BofA earnings beat tempered by concern about weak oil prices
Bank of America Corp joined other lenders in expressing concern about weak oil prices after the No. 2 U.S. bank by assets reported better-than-expected quarterly earnings, helped by a drop in costs and revenue rises in most of its businesses.
U.S. banks, like their global counterparts, have had a rough year as falling oil prices and worries about slowing growth in China contributed to weakness in credit markets, pressuring revenue growth. The new year also started on a grim note as oil prices fell below $30 a barrel and stock prices slumped.
Bank of America said on Tuesday its provision for credit losses in global banking increased by $264 million in the quarter ended Dec. 31, mainly due to higher energy-related charge-offs and reserve increases for energy exposure.
The bank has $21.3 billion in energy-related loans, representing about 2% of total loans, Chief Financial Officer Paul Donofrio said on a call with reporters.

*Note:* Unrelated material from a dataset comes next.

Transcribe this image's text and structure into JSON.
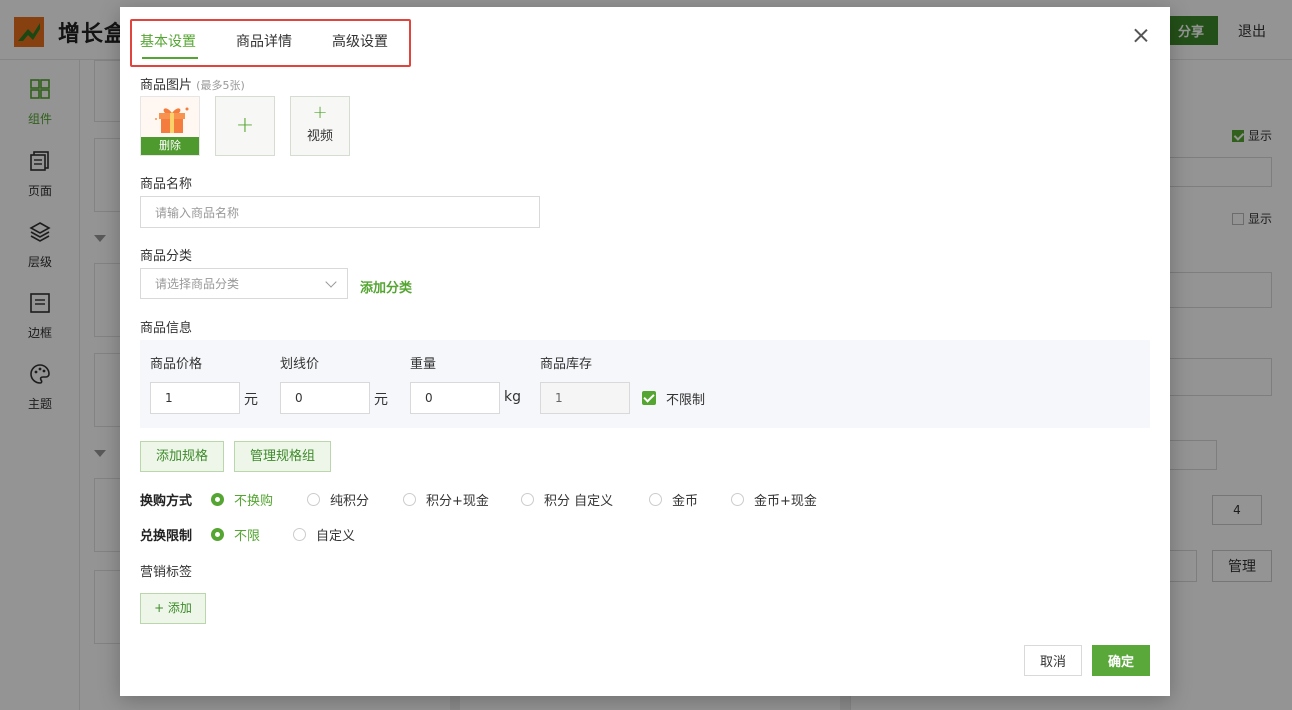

"As we continue to assess and react to future changes in the energy sector we could see lumpiness that could potentially drive provision expense over $900 million," he said on a later call with analysts.
JPMorgan Chase & Co and Wells Fargo & Co said last week they had increased provision for sour loans related to their energy portfolio.
BofA said its net income attributable to common shareholders rose to 9.8%, $3.01 billion, or 28 cents per share, in the quarter, helping the bank achieve its highest annual profit in nearly a decade.
On an adjusted basis, the bank earned 29 cents per share, topping analysts' average estimate of 26 cents, according to Thomson Reuters I/B/E/S.
Non-interest expenses fell 2.3% to $13.87 billion, mainly due to a 28% drop in costs, excluding litigation, in the bank's legacy asset and servicing unit, which houses many of the bad loans inherited when it took over Countrywide Financial Corp in 2008.
"Our key conclusion from the results is that Bank of America continues to make progress on its key priorities of growing loans and business volumes to drive higher revenue and reducing core expenses," Eric Wasserstrom, an analyst at Guggenheim Securities, wrote in a note to clients.